Finalement, par toutes les possibilités de gameplay offertes par cette nouvelle mascotte, Insomniac va réussir à créer une merveille technologique dans les trois jeux.
Le gameplay : une petite révolution
Tout d’abord, tous les codes du jeu sont entièrement tapés à la main, simplement pour rappeler l’immensité du travail que cela représentait à l’époque. Mais surtout, l’une des premières caractéristiques d’un dragon, c’est sa capacité à voler : une mine d’or pour le gameplay, si l’on est capable de le rendre en jeu. Ce que l’équipe de développeurs a réussi avec brio. Dès le premier volet, le joueur est capable de planer absolument partout sur la carte. Les mouvements ne sont pas du tout limités, ce qui change complètement la conception du jeu, à la fois pour l’équipe, mais aussi et surtout pour ceux avec la manette dans les mains. Tant de possibilités d’exploration ! Dans les mondes ouverts (même si petits par rapport à ceux actuels), l’on peut tout explorer et alors accéder à des endroits cachés, placés spécialement là pour nous donner envie de trouver la moindre gemme. À une distance apparemment inatteignable, les développeurs se sont assurés de nous permettre de parvenir jusqu’à chaque recoin. Si la sensation de planer est aussi bien réussie dans le jeu, c’est notamment parce que les membres ont fait appel à un ingénieur en aérospatiale de la NASA pour les aider.

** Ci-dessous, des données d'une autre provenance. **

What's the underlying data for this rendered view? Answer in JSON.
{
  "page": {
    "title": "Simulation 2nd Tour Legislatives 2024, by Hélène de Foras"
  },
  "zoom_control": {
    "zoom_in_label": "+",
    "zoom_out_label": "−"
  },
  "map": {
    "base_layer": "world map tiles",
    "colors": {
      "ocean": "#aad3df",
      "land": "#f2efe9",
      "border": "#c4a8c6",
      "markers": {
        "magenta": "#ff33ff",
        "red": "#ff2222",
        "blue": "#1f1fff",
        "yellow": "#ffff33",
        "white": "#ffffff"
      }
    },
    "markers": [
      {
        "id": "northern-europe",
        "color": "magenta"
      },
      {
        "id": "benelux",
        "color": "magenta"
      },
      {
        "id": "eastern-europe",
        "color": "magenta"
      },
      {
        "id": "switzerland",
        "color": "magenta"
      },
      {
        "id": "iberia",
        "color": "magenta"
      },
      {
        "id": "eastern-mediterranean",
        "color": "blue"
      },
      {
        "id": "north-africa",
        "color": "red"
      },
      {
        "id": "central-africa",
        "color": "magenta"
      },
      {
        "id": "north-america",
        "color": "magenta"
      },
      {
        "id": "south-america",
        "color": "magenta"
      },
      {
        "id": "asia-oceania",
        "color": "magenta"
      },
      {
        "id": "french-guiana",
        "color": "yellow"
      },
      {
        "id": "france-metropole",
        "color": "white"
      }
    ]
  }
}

Pour accompagner cette technologie, adieu les flous qui dissimulent l’horizon et qui se soulèvent quand on s’en approche. Toute la carte est visible lorsque Spyro plane, ce qui était encore une révolution technologique : une visibilité infinie tout en conservant les détails de près. Le réglage de la caméra automatique a été compliqué pour les équipes, celle-ci avait tendance à tourner en rond autour du personnage sans se stabiliser, de quoi donner le tournis. Mais ils sont parvenus à la calibrer très vite : on ne retrouve aucune trace de ces problèmes, même dans le premier jeu. Enfin, qui dit endroits cachés, dit gemme. Car comme on l’a dit, les dragons adorent les joyaux. Pour pouvoir trouver ces précieux cailloux et leurs cachettes, il fallait pouvoir deviner leur emplacement. C’est pourquoi le scintillement de la gemme est visible de partout, que ce soit au sol ou en vol. Même si le joyau n’a pas la taille d’un pixel à l’écran, son petit éclat peut être vu de n’importe où sur la carte.

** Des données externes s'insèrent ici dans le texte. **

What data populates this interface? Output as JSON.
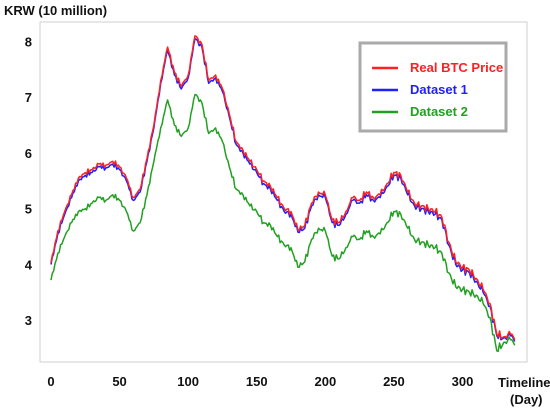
{
  "chart_data": {
    "type": "line",
    "ylabel": "KRW (10 million)",
    "xlabel_line1": "Timeline",
    "xlabel_line2": "(Day)",
    "xlim": [
      -8,
      347
    ],
    "ylim": [
      2.25,
      8.35
    ],
    "xticks": [
      0,
      50,
      100,
      150,
      200,
      250,
      300
    ],
    "yticks": [
      3,
      4,
      5,
      6,
      7,
      8
    ],
    "grid": false,
    "legend_position": "top-right",
    "series": [
      {
        "name": "Real BTC Price",
        "color": "#ff2020",
        "points": [
          [
            0,
            4.03
          ],
          [
            5,
            4.6
          ],
          [
            10,
            4.95
          ],
          [
            15,
            5.25
          ],
          [
            20,
            5.55
          ],
          [
            25,
            5.65
          ],
          [
            30,
            5.7
          ],
          [
            35,
            5.8
          ],
          [
            40,
            5.78
          ],
          [
            45,
            5.85
          ],
          [
            50,
            5.75
          ],
          [
            55,
            5.55
          ],
          [
            60,
            5.2
          ],
          [
            65,
            5.35
          ],
          [
            70,
            5.9
          ],
          [
            75,
            6.5
          ],
          [
            80,
            7.3
          ],
          [
            85,
            7.9
          ],
          [
            90,
            7.45
          ],
          [
            95,
            7.2
          ],
          [
            100,
            7.4
          ],
          [
            105,
            8.1
          ],
          [
            110,
            7.95
          ],
          [
            115,
            7.3
          ],
          [
            120,
            7.4
          ],
          [
            125,
            7.15
          ],
          [
            130,
            6.7
          ],
          [
            135,
            6.2
          ],
          [
            140,
            6.05
          ],
          [
            145,
            5.85
          ],
          [
            150,
            5.7
          ],
          [
            155,
            5.5
          ],
          [
            160,
            5.4
          ],
          [
            165,
            5.2
          ],
          [
            170,
            5.0
          ],
          [
            175,
            4.95
          ],
          [
            180,
            4.62
          ],
          [
            185,
            4.7
          ],
          [
            190,
            5.1
          ],
          [
            195,
            5.3
          ],
          [
            200,
            5.25
          ],
          [
            205,
            4.8
          ],
          [
            210,
            4.75
          ],
          [
            215,
            4.95
          ],
          [
            220,
            5.2
          ],
          [
            225,
            5.15
          ],
          [
            230,
            5.3
          ],
          [
            235,
            5.2
          ],
          [
            240,
            5.25
          ],
          [
            245,
            5.45
          ],
          [
            250,
            5.65
          ],
          [
            255,
            5.6
          ],
          [
            260,
            5.3
          ],
          [
            265,
            5.1
          ],
          [
            270,
            5.05
          ],
          [
            275,
            5.0
          ],
          [
            280,
            4.95
          ],
          [
            285,
            4.85
          ],
          [
            290,
            4.4
          ],
          [
            295,
            4.05
          ],
          [
            300,
            3.95
          ],
          [
            305,
            3.9
          ],
          [
            310,
            3.75
          ],
          [
            315,
            3.55
          ],
          [
            320,
            3.3
          ],
          [
            325,
            2.75
          ],
          [
            330,
            2.7
          ],
          [
            335,
            2.75
          ],
          [
            338,
            2.65
          ]
        ]
      },
      {
        "name": "Dataset 1",
        "color": "#2020ff",
        "points": [
          [
            0,
            4.0
          ],
          [
            5,
            4.55
          ],
          [
            10,
            4.9
          ],
          [
            15,
            5.2
          ],
          [
            20,
            5.5
          ],
          [
            25,
            5.6
          ],
          [
            30,
            5.65
          ],
          [
            35,
            5.75
          ],
          [
            40,
            5.73
          ],
          [
            45,
            5.8
          ],
          [
            50,
            5.7
          ],
          [
            55,
            5.5
          ],
          [
            60,
            5.15
          ],
          [
            65,
            5.3
          ],
          [
            70,
            5.85
          ],
          [
            75,
            6.45
          ],
          [
            80,
            7.25
          ],
          [
            85,
            7.85
          ],
          [
            90,
            7.4
          ],
          [
            95,
            7.15
          ],
          [
            100,
            7.35
          ],
          [
            105,
            8.05
          ],
          [
            110,
            7.9
          ],
          [
            115,
            7.25
          ],
          [
            120,
            7.35
          ],
          [
            125,
            7.1
          ],
          [
            130,
            6.65
          ],
          [
            135,
            6.15
          ],
          [
            140,
            6.0
          ],
          [
            145,
            5.8
          ],
          [
            150,
            5.65
          ],
          [
            155,
            5.45
          ],
          [
            160,
            5.35
          ],
          [
            165,
            5.15
          ],
          [
            170,
            4.95
          ],
          [
            175,
            4.9
          ],
          [
            180,
            4.58
          ],
          [
            185,
            4.65
          ],
          [
            190,
            5.05
          ],
          [
            195,
            5.25
          ],
          [
            200,
            5.2
          ],
          [
            205,
            4.75
          ],
          [
            210,
            4.7
          ],
          [
            215,
            4.9
          ],
          [
            220,
            5.15
          ],
          [
            225,
            5.1
          ],
          [
            230,
            5.25
          ],
          [
            235,
            5.15
          ],
          [
            240,
            5.2
          ],
          [
            245,
            5.4
          ],
          [
            250,
            5.6
          ],
          [
            255,
            5.55
          ],
          [
            260,
            5.25
          ],
          [
            265,
            5.05
          ],
          [
            270,
            5.0
          ],
          [
            275,
            4.95
          ],
          [
            280,
            4.9
          ],
          [
            285,
            4.8
          ],
          [
            290,
            4.35
          ],
          [
            295,
            4.0
          ],
          [
            300,
            3.9
          ],
          [
            305,
            3.85
          ],
          [
            310,
            3.7
          ],
          [
            315,
            3.5
          ],
          [
            320,
            3.25
          ],
          [
            325,
            2.72
          ],
          [
            330,
            2.68
          ],
          [
            335,
            2.72
          ],
          [
            338,
            2.62
          ]
        ]
      },
      {
        "name": "Dataset 2",
        "color": "#22a022",
        "points": [
          [
            0,
            3.72
          ],
          [
            5,
            4.2
          ],
          [
            10,
            4.5
          ],
          [
            15,
            4.75
          ],
          [
            20,
            4.95
          ],
          [
            25,
            5.0
          ],
          [
            30,
            5.1
          ],
          [
            35,
            5.2
          ],
          [
            40,
            5.15
          ],
          [
            45,
            5.25
          ],
          [
            50,
            5.15
          ],
          [
            55,
            4.95
          ],
          [
            60,
            4.6
          ],
          [
            65,
            4.75
          ],
          [
            70,
            5.25
          ],
          [
            75,
            5.85
          ],
          [
            80,
            6.45
          ],
          [
            85,
            6.95
          ],
          [
            90,
            6.5
          ],
          [
            95,
            6.3
          ],
          [
            100,
            6.45
          ],
          [
            105,
            7.05
          ],
          [
            110,
            6.9
          ],
          [
            115,
            6.35
          ],
          [
            120,
            6.45
          ],
          [
            125,
            6.2
          ],
          [
            130,
            5.75
          ],
          [
            135,
            5.35
          ],
          [
            140,
            5.25
          ],
          [
            145,
            5.05
          ],
          [
            150,
            4.95
          ],
          [
            155,
            4.75
          ],
          [
            160,
            4.7
          ],
          [
            165,
            4.5
          ],
          [
            170,
            4.35
          ],
          [
            175,
            4.3
          ],
          [
            180,
            3.95
          ],
          [
            185,
            4.05
          ],
          [
            190,
            4.45
          ],
          [
            195,
            4.65
          ],
          [
            200,
            4.6
          ],
          [
            205,
            4.15
          ],
          [
            210,
            4.1
          ],
          [
            215,
            4.3
          ],
          [
            220,
            4.5
          ],
          [
            225,
            4.45
          ],
          [
            230,
            4.6
          ],
          [
            235,
            4.5
          ],
          [
            240,
            4.55
          ],
          [
            245,
            4.75
          ],
          [
            250,
            4.95
          ],
          [
            255,
            4.9
          ],
          [
            260,
            4.65
          ],
          [
            265,
            4.45
          ],
          [
            270,
            4.4
          ],
          [
            275,
            4.35
          ],
          [
            280,
            4.3
          ],
          [
            285,
            4.2
          ],
          [
            290,
            3.85
          ],
          [
            295,
            3.6
          ],
          [
            300,
            3.55
          ],
          [
            305,
            3.5
          ],
          [
            310,
            3.45
          ],
          [
            315,
            3.3
          ],
          [
            320,
            3.05
          ],
          [
            325,
            2.45
          ],
          [
            330,
            2.6
          ],
          [
            335,
            2.65
          ],
          [
            338,
            2.55
          ]
        ]
      }
    ]
  }
}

Le premier challenge que se sont donnés les développeurs, avant même de commencer le jeu, était de créer un jeu de plateforme 3D dans lequel les ennemis interagissent avec le joueur, ce qui n’avait encore jamais été fait. Jusqu’à présent, les bots suivaient un chemin prédéfini, que le joueur pouvait d’ailleurs parfois habilement éviter et ainsi gagner du temps, ou bien étaient même statiques. Plus de cela ici ! L’équipe est parvenue au bout de son idée. Les ennemis agissent entièrement en fonction du joueur, et de manière variée qui plus est. Certains visent Spyro en lui fonçant dessus, d’autres attendent qu’ils s’approchent pour mieux l’écraser, et certains le fuient même (petite joie alors dans la chasse aux ennemis dans le monde, car chaque bot éliminé est comptabilisé pour permettre d’activer des bonus pour atteindre encore d’autres mini-jeux cachés : let the hunt begin).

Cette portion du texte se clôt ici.